Wir stellen auf der EuroBLECH eine Vielzahl innovativer Produkte vor. Ein Kernprodukt unseres Messeauftritts wird dabei die neue Stahlsorte XPF 800 für die Automobilindustrie sein. Dieser hochfeste Stahl ist in hohem Maße umformbar und besitzt eine hohe Widerstandsfähigkeit gegenüber Rissen an Flanschen. Gegenüber herkömmlichem Stahl erhöht die verbesserte Balance zwischen Lochaufweitungsfähigkeit und Bruchdehnung darüber hinaus die Designfreiheit im Leichtbau. XPF ist eine Ergänzung zu unseren Produkten im Karosseriebereich, und wir haben die Hoffnung, damit schnell in den Markt zu kommen.
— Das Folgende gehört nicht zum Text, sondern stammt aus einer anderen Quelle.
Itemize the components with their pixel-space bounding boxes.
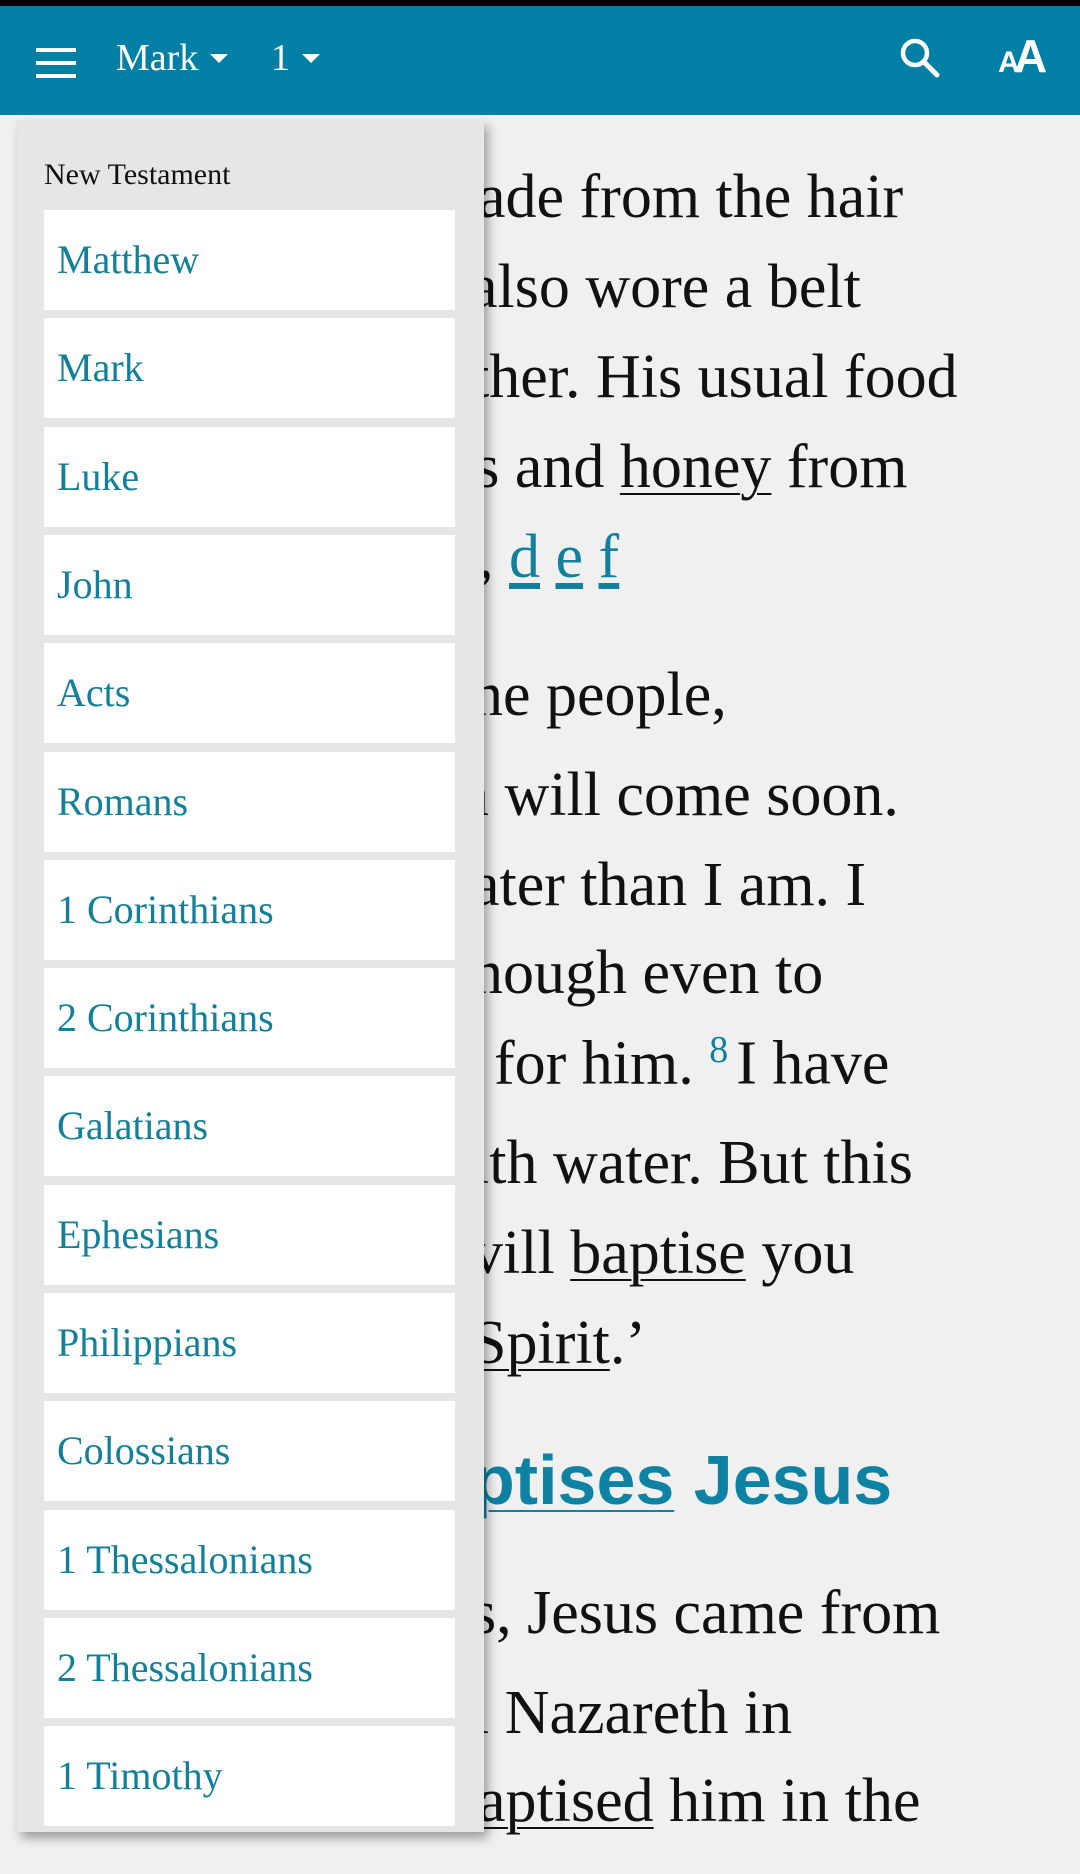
text-run: from	[771, 433, 908, 501]
text-run: him in the	[653, 1767, 921, 1835]
hamburger-icon	[36, 48, 76, 52]
text-run: l Nazareth in	[472, 1679, 793, 1747]
verse-line: nough even to	[472, 938, 823, 1009]
book-item[interactable]: 2 Thessalonians	[44, 1617, 455, 1718]
book-item[interactable]: John	[44, 534, 455, 635]
book-item[interactable]: 1 Thessalonians	[44, 1509, 455, 1610]
verse-line: ade from the hair	[478, 162, 903, 233]
text-run: Jesus	[674, 1441, 893, 1519]
book-item[interactable]: Philippians	[44, 1293, 455, 1393]
app-header: Mark 1 AA	[0, 6, 1080, 115]
verse-line: aptised him in the	[478, 1766, 921, 1837]
footnote-link[interactable]: d	[509, 523, 540, 591]
glossary-link[interactable]: Spirit	[472, 1309, 610, 1377]
hamburger-icon-bar	[36, 74, 76, 78]
verse-line: l Nazareth in	[472, 1678, 792, 1749]
verse-line: , d e f	[478, 522, 619, 593]
verse-line: n will come soon.	[458, 760, 899, 831]
book-item[interactable]: 1 Corinthians	[44, 859, 455, 960]
verse-line: ith water. But this	[472, 1128, 913, 1199]
book-item[interactable]: Galatians	[44, 1076, 455, 1177]
book-item[interactable]: Ephesians	[44, 1184, 455, 1285]
text-run: ith water. But this	[472, 1129, 913, 1197]
verse-line: ts and honey from	[458, 432, 907, 503]
verse-line: ther. His usual food	[472, 342, 958, 413]
book-item[interactable]: 2 Corinthians	[44, 968, 455, 1069]
dropdown-section-title: New Testament	[44, 158, 231, 191]
text-run	[583, 523, 599, 591]
text-run: ther. His usual food	[472, 343, 958, 411]
glossary-link[interactable]: honey	[620, 433, 772, 501]
glossary-link[interactable]: ptises	[472, 1441, 674, 1519]
chapter-selector[interactable]: 1	[271, 36, 320, 80]
book-item[interactable]: Acts	[44, 643, 455, 744]
glossary-link[interactable]: aptised	[478, 1767, 654, 1835]
search-button[interactable]	[898, 36, 942, 85]
text-run: for him.	[494, 1029, 710, 1098]
text-run: also wore a belt	[470, 253, 861, 321]
verse-line: ater than I am. I	[472, 850, 866, 921]
text-run	[540, 523, 556, 591]
text-run: you	[745, 1219, 855, 1287]
book-item[interactable]: Matthew	[44, 210, 455, 310]
book-item[interactable]: Luke	[44, 426, 455, 527]
book-label: Mark	[116, 37, 199, 79]
book-item[interactable]: 1 Timothy	[44, 1726, 455, 1827]
book-item[interactable]: Mark	[44, 318, 455, 419]
glossary-link[interactable]: baptise	[570, 1219, 746, 1287]
verse-line: Spirit.’	[472, 1308, 646, 1379]
section-heading: ptises Jesus	[472, 1440, 892, 1520]
verse-line: for him. 8I have	[494, 1028, 889, 1100]
hamburger-icon-bar	[36, 61, 76, 65]
caret-down-icon	[210, 53, 229, 63]
verse-line: ne people,	[472, 660, 727, 731]
text-run: ne people,	[472, 661, 727, 729]
verse-number: 8	[709, 1029, 729, 1071]
verse-line: vill baptise you	[472, 1218, 854, 1289]
text-run: vill	[472, 1219, 571, 1287]
footnote-link[interactable]: e	[556, 523, 584, 591]
font-size-icon: AA	[998, 30, 1047, 82]
text-run: ade from the hair	[478, 163, 904, 231]
verse-line: s, Jesus came from	[472, 1578, 940, 1649]
book-selector[interactable]: Mark	[116, 36, 229, 80]
menu-button[interactable]	[36, 48, 76, 78]
text-run: .’	[609, 1309, 646, 1377]
caret-down-icon	[302, 53, 320, 63]
book-item[interactable]: Colossians	[44, 1401, 455, 1502]
chapter-label: 1	[271, 37, 290, 79]
text-run: ater than I am. I	[472, 851, 867, 919]
footnote-link[interactable]: f	[599, 523, 620, 591]
text-run: s, Jesus came from	[472, 1579, 941, 1647]
text-run: I have	[736, 1029, 890, 1098]
text-run: n will come soon.	[458, 761, 899, 829]
text-run: nough even to	[472, 939, 824, 1007]
book-dropdown: New Testament Matthew Mark Luke John Acts Rom…	[17, 120, 484, 1832]
verse-line: also wore a belt	[470, 252, 861, 323]
text-size-button[interactable]: AA	[998, 30, 1050, 85]
svg-text:A: A	[1014, 32, 1047, 80]
search-icon	[900, 38, 940, 78]
book-item[interactable]: Romans	[44, 751, 455, 852]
marketSTEEL: Tata Steel investiert 200 Millionen Euro in eine neue Stranggussanlage im niederländischen IJmuiden. Welche Ziele stecken dahinter?

Die Kundenanforderungen sind nicht statisch, sondern wachsen stetig. Mit der Investition präparieren wir uns daher für die Kundenanforderungen von morgen. Wir wollen unsere Möglichkeiten, hochfesten Stahl für verschiedene Industrieanwendungen zu fertigen, weiter ausbauen. Die Qualität des Werkstoffs Stahl ist noch lange nicht ausgereizt, und das muss man entsprechend in Anlagen abbilden. Um langfristig wettbewerbsfähig zu bleiben, sind wir in hohem Maße auf Investitionen angewiesen. IJmuiden ist dabei ein Standort von vielen, aber ein wesentlicher. Das Werk hat einen großen Vorteil: Wir können auf alle Transportwege zurückgreifen.

marketSTEEL: Europa ist also ein wichtiger Baustein in den Investitionsplanungen von Tata Steel?

In einem fairen Wettbewerb brauchen wir uns als Europäer nicht zu verstecken. Wir kaufen das gleiche Erz und die gleiche Kohle ein und auch bei den Lohnkosten sehe ich keinen ausschlaggebenden Nachteil. Diese sind in China in den letzten zehn Jahren deutlich gestiegen, und es wird zu einer weiteren Angleichung kommen. Wenn man langfristig Industrie in Europa halten kann, wird es auch lokale Wertschöpfungsketten geben.

Das Blatt kann sich in den nächsten 20-30 Jahren allerdings auch drehen, wenn man sich anschaut, wie andere Länder in Europa die Industriepolitik bremsen. Daher sind alle industriellen Gruppen innerhalb einer Wertschöpfungskette gefragt, genauso wie die Politik und die Arbeitnehmervertreter. Nur wenn alle Partner in der Wertschöpfungskette mit ihren Strategien zusammenfinden, können wir Europa als Industriestandort erhalten.

Quelle: marketSTEEL, Bildtext: Der Interviewpartner Dr. Henrik Adam ist Chief Commercial Officer bei Tata Steel in Europa. (Foto: Tata Steel)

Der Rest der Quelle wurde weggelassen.